Transient Nature of Fast Relaxation in Metallic Glass

TL;DR

This study uses molecular dynamics simulations to investigate the origin of nearly constant loss (NCL) in metallic glasses, revealing that NCL arises from transient atomic groups that are spatially distributed and not defect-like.

Contribution

It identifies the atomic groups responsible for NCL as fully transient and spatially distributed, challenging previous defect-based explanations.

Findings

NCL is due to transient atomic groups that become normal over picoseconds.

These groups are spatially distributed and lack defect-like features.

The work provides atomic-level insight into low-temperature relaxation phenomena.

Abstract

Metallic glasses exhibit fast mechanical relaxations at temperatures well below the glass transition, one of which shows little variation with temperature known as nearly constant loss (NCL). Despite the important implications of this phenomenon to in aging and deformation, the origin of the relaxation is unclear.
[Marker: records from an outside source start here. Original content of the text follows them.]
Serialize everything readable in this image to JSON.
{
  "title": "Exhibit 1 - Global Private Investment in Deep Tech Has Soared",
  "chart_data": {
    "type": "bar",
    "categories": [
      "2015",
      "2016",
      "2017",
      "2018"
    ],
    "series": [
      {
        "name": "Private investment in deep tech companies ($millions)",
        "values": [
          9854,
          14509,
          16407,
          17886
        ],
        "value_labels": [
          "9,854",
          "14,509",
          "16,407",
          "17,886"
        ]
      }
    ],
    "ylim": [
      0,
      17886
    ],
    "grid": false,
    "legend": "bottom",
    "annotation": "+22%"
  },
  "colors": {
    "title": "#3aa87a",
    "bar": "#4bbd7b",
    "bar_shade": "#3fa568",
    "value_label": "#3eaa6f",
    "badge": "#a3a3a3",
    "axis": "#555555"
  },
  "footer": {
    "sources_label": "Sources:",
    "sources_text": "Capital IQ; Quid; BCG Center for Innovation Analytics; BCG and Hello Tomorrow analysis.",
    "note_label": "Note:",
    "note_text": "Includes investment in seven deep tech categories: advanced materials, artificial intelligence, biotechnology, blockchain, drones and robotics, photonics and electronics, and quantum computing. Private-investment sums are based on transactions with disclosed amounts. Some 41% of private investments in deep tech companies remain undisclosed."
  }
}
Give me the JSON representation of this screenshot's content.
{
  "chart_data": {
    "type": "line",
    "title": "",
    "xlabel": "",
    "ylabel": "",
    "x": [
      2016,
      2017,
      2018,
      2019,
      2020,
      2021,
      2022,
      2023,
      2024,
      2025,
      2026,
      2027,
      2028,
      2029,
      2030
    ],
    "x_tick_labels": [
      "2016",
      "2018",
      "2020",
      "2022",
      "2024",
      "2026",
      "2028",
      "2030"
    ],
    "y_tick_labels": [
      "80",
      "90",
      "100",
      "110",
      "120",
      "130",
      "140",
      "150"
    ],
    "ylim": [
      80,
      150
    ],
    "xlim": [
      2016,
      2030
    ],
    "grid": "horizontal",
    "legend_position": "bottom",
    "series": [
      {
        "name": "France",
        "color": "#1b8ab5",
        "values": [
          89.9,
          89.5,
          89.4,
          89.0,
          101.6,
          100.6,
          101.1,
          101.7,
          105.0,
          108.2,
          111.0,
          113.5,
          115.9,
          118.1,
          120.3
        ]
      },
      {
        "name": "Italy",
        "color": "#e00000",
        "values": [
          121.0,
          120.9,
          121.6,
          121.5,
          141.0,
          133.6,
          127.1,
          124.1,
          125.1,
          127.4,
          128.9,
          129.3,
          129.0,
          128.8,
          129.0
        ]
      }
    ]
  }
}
Through molecular dynamics simulations of a model metallic glass, Cu_64.5Zr_35.5, we implement dynamic mechanical analysis with system stress decomposed into atomic-level stresses to identify the group of atoms responsible for NCL. This work demonstrates that NCL relaxation is due to fully transient groups of atoms that become normal over picosecond timescales. They are spatially distributed throughout the glass and have no outstanding features, rather than defect-like as previously reported.